Getty Images, one of the power players in the stock-image market, is suing the owner of AI art tool Stable Diffusion for copyright infringement—a case that could help determine the limits of what AI art can legally generate.
As unearthed by The Verge, Getty is suing Stability AI, maker of Stable Diffusion, in a London court, claiming that Stability AI infringed the rights of copyright owned or represented by Getty Images. “Getty Images’ position that Stability AI unlawfully copied and processed millions of images protected by copyright and the associated metadata owned or represented by Getty Images absent a license to benefit Stability AI’s commercial interests and to the detriment of the content creators,” Getty said in a statement.
On Friday, Feb. 3, Getty also sued Stability AI in a U.S. court as well, illegally used 12 million of Getty’s licensed images to train its model. As proof, it pointed to watermarks that were preserved in the process, indicative that Getty’s images were used. So far, Stability AI hasn’t responded to the suit.
In essence, Getty is claiming that Stability AI is benefiting from training its model on images published by Getty to the internet, without compensation. Getty images are published to the internet with a visible watermark; licensed images have the watermark removed. Getty said that Stability AI did not seek a license to use Getty’s images.
What the suit will help establish is what an AI model can do with images that it finds on the public internet, especially those that are copyrighted. “We think similarly these generative models need to address the intellectual property rights of others, that’s the crux of it,” Craig Peters, the chief executive of Getty Images, told The Verge. “And we’re taking this action to get clarity.”
Interestingly, Getty is not suing OpenAI, the creator of the original Dall-E and Dall-E 2 models, which used 400 million pairs of images and captions scraped from the internet—but without detailing who owned them. Instead, the company is suing Stability AI, the developer of the Stable Diffusion model that allows you to develop AI art on your own PC. (Stable Diffusion is also available as a cloud hosted service on DreamStudio.ai.) The company does not explicitly say where it trained its model, but notes that generated images via Stable Diffusion 2 include an invisible watermark to label them as AI generated.

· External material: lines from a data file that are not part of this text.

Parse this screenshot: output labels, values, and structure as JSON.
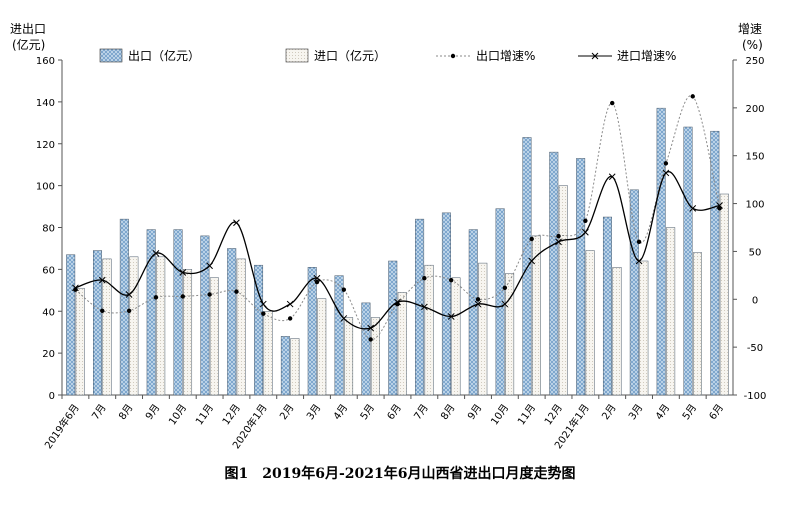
{
  "chart_data": {
    "type": "bar",
    "title": "图1　2019年6月-2021年6月山西省进出口月度走势图",
    "ylabel_left": "进出口\n(亿元)",
    "ylabel_right": "增速\n(%)",
    "ylim_left": [
      0,
      160
    ],
    "yticks_left": [
      0,
      20,
      40,
      60,
      80,
      100,
      120,
      140,
      160
    ],
    "ylim_right": [
      -100,
      250
    ],
    "yticks_right": [
      -100,
      -50,
      0,
      50,
      100,
      150,
      200,
      250
    ],
    "grid": false,
    "legend_position": "top",
    "categories": [
      "2019年6月",
      "7月",
      "8月",
      "9月",
      "10月",
      "11月",
      "12月",
      "2020年1月",
      "2月",
      "3月",
      "4月",
      "5月",
      "6月",
      "7月",
      "8月",
      "9月",
      "10月",
      "11月",
      "12月",
      "2021年1月",
      "2月",
      "3月",
      "4月",
      "5月",
      "6月"
    ],
    "series": [
      {
        "name": "出口（亿元）",
        "kind": "bar",
        "axis": "left",
        "color": "#8fb4d6",
        "values": [
          67,
          69,
          84,
          79,
          79,
          76,
          70,
          62,
          28,
          61,
          57,
          44,
          64,
          84,
          87,
          79,
          89,
          123,
          116,
          113,
          85,
          98,
          137,
          128,
          126
        ]
      },
      {
        "name": "进口（亿元）",
        "kind": "bar",
        "axis": "left",
        "color": "#f4f1ea",
        "values": [
          51,
          65,
          66,
          66,
          60,
          56,
          65,
          40,
          27,
          46,
          37,
          37,
          49,
          62,
          56,
          63,
          58,
          76,
          100,
          69,
          61,
          64,
          80,
          68,
          96
        ]
      },
      {
        "name": "出口增速%",
        "kind": "line",
        "axis": "right",
        "color": "#8a8a8a",
        "marker": "dot",
        "values": [
          10,
          -12,
          -12,
          2,
          3,
          5,
          8,
          -15,
          -20,
          18,
          10,
          -42,
          -5,
          22,
          20,
          0,
          12,
          63,
          66,
          82,
          205,
          60,
          142,
          212,
          95
        ]
      },
      {
        "name": "进口增速%",
        "kind": "line",
        "axis": "right",
        "color": "#000000",
        "marker": "x",
        "values": [
          12,
          20,
          5,
          48,
          28,
          35,
          80,
          -5,
          -5,
          22,
          -20,
          -30,
          -3,
          -8,
          -18,
          -5,
          -5,
          40,
          60,
          70,
          128,
          40,
          132,
          95,
          98
        ]
      }
    ]
  }
}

Conceivably, a ruling against Stability AI would block AI models from using copyrighted images without a license—either forcing Stability AI and other developers to pay licensing fees, or otherwise just eliminate copyrighted images from their training models. This would eliminate a significant number of training images from Stability’s models, perhaps degrading the model’s output. On the other hand, it would preserve the copyright of Getty and presumably those who had created their own, unique, copyrighted art.
The arguments made by both sides will presumably boil down to the concept of fair use, an idea, originated in U.S. law, which permits limited use of copyrighted material without having to first acquire permission from the copyright holder. It’s a somewhat murky argument that tries to limit copyright to the benefit of the public, permitting parodies of copyrighted work but essentially outlawing musicians from sampling snippets of other artists without their permission. It also allows computer code to be reverse engineered.

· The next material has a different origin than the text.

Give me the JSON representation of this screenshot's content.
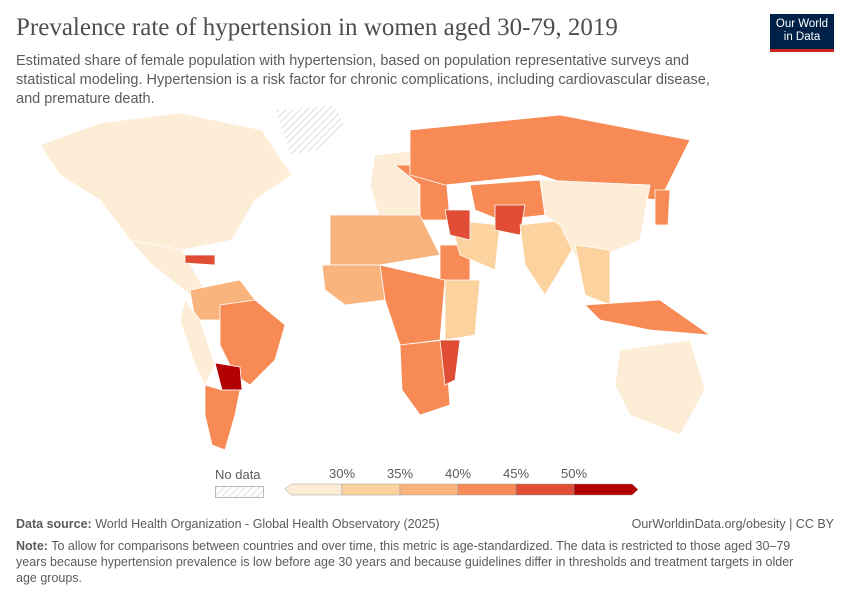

However, since the suit is being filed in the UK, it will be tested against the UK’s “fair dealing” doctrine, a version of “fair use,” but one which is less permissive. Once infringement is proven, the possible defense falls into one of three exceptions: where the use is for the purposes of research or private study, where it is to allow for criticism or review, and where it is for the purpose of reporting current events, according to Wikipedia. It also factors in how much of the copyrighted materials have been used.
Artists like Andy Warhol may emerge as central figures in the case. Warhol, a popular pop artist who died in 1987, was famous for taking established images—Campbell’s soup cans or a photo of Marilyn Monroe, for example—and appropriating them into his own work. Warhol’s Marilyn Diptych took a Warner Bros. publicity still of Monroe, colorized it, and published it as his own work. According to Kate Donohue’s essay in The Columbia Journal of Law & the Arts, Warhol—and after his death, his foundation—was sued by artists arguing that Warhol had taken their photographs and adapted them under his own name. He settled with many of them.
Under the U.S. doctrine of fair use, the question would be whether Warhol’s work was “transformative” enough to slide through the fair use loophole, and whether the point of AI art is transformative by nature. In the UK, however, Stability AI may have a more limited defense. Either way, it’s likely that the UK court will help decide what AI art can and cannot do with copyrighted works, helping define that future of AI in the arts.
This story was updated on Feb. 6 with a suit filed against Stability AI in the United States as well.